Detection of micrometastases in sentinel lymph nodes from melanoma patients: direct comparison of multimarker molecular and immunopathological methods.

The technique of sentinel lymph node (SLN) dissection is a reliable predictor of metastatic disease in the lymphatic basin draining the primary melanoma. Reverse transcription-polymerase chain reaction (RT-PCR) is emerging as a highly sensitive technique to detect micrometastases in SLNs, but its specificity has been questioned. A prospective SLN study in melanoma patients was undertaken to compare in detail immunopathological versus molecular detection methods. Sentinel lymphadenectomy was performed on 57 patients, with a total of 71 SLNs analysed. SLNs were cut in slices, which were alternatively subjected to parallel multimarker analysis by microscopy (haematoxylin and eosin and immunohistochemistry for HMB-45, S100, tyrosinase and Melan-A/MART-1) and RT-PCR (for tyrosinase and Melan-A/MART-1). Metastases were detected by both methods in 23% of the SLNs (28% of the patients). The combined use of Melan-A/MART-1 and tyrosinase amplification increased the sensitivity of PCR detection of microscopically proven micrometastases. Of the 55 immunopathologically negative SLNs, 25 were found to be positive on RT-PCR. Notably, eight of these SLNs contained naevi, all of which were positive for tyrosinase and/or Melan-A/MART-1, as detected at both mRNA and protein level. The remaining 41% of the SLNs were negative on both immunohistochemistry and RT-PCR. Analysis of a series of adjacent non-SLNs by RT-PCR confirmed the concept of orderly progression of metastasis. Clinical follow-up showed disease recurrence in 12% of the RT-PCR-positive immunopathology-negative SLNs, indicating that even an extensive immunohistochemical analysis may underestimate the presence of micrometastases. However, molecular analyses, albeit more sensitive, need to be further improved in order to attain acceptable specificity before they can be applied diagnostically.
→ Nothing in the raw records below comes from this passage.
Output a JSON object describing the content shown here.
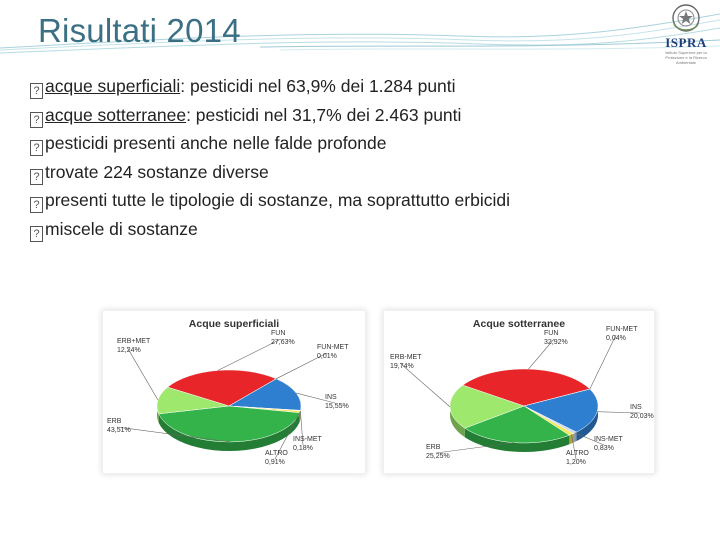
{
  "slide": {
    "title": "Risultati 2014",
    "logo": {
      "brand": "ISPRA",
      "subtitle": "Istituto Superiore per la Protezione e la Ricerca Ambientale"
    },
    "bullet_symbol": "?",
    "bullets": [
      {
        "lead": "acque superficiali",
        "rest": ": pesticidi nel 63,9% dei 1.284 punti"
      },
      {
        "lead": "acque sotterranee",
        "rest": ": pesticidi nel 31,7% dei 2.463 punti"
      },
      {
        "lead": "",
        "rest": "pesticidi presenti anche nelle falde profonde"
      },
      {
        "lead": "",
        "rest": "trovate 224 sostanze diverse"
      },
      {
        "lead": "",
        "rest": "presenti tutte le tipologie di sostanze, ma soprattutto erbicidi"
      },
      {
        "lead": "",
        "rest": "miscele di sostanze"
      }
    ]
  },
  "colors": {
    "title": "#3a6f84",
    "FUN": "#e8262a",
    "FUN-MET": "#f07b7b",
    "INS": "#2f7fd0",
    "INS-MET": "#c9d6ef",
    "ALTRO": "#f2e85a",
    "ERB": "#34b34a",
    "ERB+MET": "#9ee86e"
  },
  "chart_data": [
    {
      "type": "pie",
      "title": "Acque superficiali",
      "slices": [
        {
          "label": "FUN",
          "value": 27.63,
          "display": "27,63%"
        },
        {
          "label": "FUN-MET",
          "value": 0.01,
          "display": "0,01%"
        },
        {
          "label": "INS",
          "value": 15.55,
          "display": "15,55%"
        },
        {
          "label": "INS-MET",
          "value": 0.18,
          "display": "0,18%"
        },
        {
          "label": "ALTRO",
          "value": 0.91,
          "display": "0,91%"
        },
        {
          "label": "ERB",
          "value": 43.51,
          "display": "43,51%"
        },
        {
          "label": "ERB+MET",
          "value": 12.24,
          "display": "12,24%"
        }
      ]
    },
    {
      "type": "pie",
      "title": "Acque sotterranee",
      "slices": [
        {
          "label": "FUN",
          "value": 32.92,
          "display": "32,92%"
        },
        {
          "label": "FUN-MET",
          "value": 0.04,
          "display": "0,04%"
        },
        {
          "label": "INS",
          "value": 20.03,
          "display": "20,03%"
        },
        {
          "label": "INS-MET",
          "value": 0.83,
          "display": "0,83%"
        },
        {
          "label": "ALTRO",
          "value": 1.2,
          "display": "1,20%"
        },
        {
          "label": "ERB",
          "value": 25.25,
          "display": "25,25%"
        },
        {
          "label": "ERB-MET",
          "value": 19.74,
          "display": "19,74%"
        }
      ]
    }
  ]
}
The melanocytic protein Melan-A/MART-1 has a subcellular localization distinct from typical melanosomal proteins.

To delineate the role of the melanocyte lineage-specific protein Melan-A/MART-1 in melanogenic functions, a set of biochemical and microscopical studies was performed. Biochemical analysis revealed that Melan-A/MART-1 is post-translationally acylated and undergoes a rapid turnover in a pigmented melanoma cell line. Immunofluorescence and immunoelectron microscopy analyses indicated that Melan-A/MART-1 is mainly located in the Golgi area and only partially colocalizes with melanosomal proteins. Quantitative immunoelectron microscopy showed that the highest proportion of the cellular content of Melan-A/MART-1 was found in small vesicles and tubules throughout the cell, whereas the concentration was maximal in the Golgi region, particularly the trans-Golgi network. Substantial labeling was also present on melanosomes, endosomes, ER, nuclear envelope, and plasma membrane. In early endosomes, Melan-A was enriched in areas of the limiting membrane covered by a bi-layered coat, a structural characteristic of melanosomal precursor compartments. Upon melanosome maturation, Melan-A concentration decreased and its predominant localization shifted from the limiting membrane to internal vesicle membranes. In conjunction with its acylation, the high expression levels of Melan-A in the trans-Golgi network, in dispersed vesicles, and on the limiting membrane of premelanosomes indicate that the protein may play a role during the early stage of melanosome biogenesis.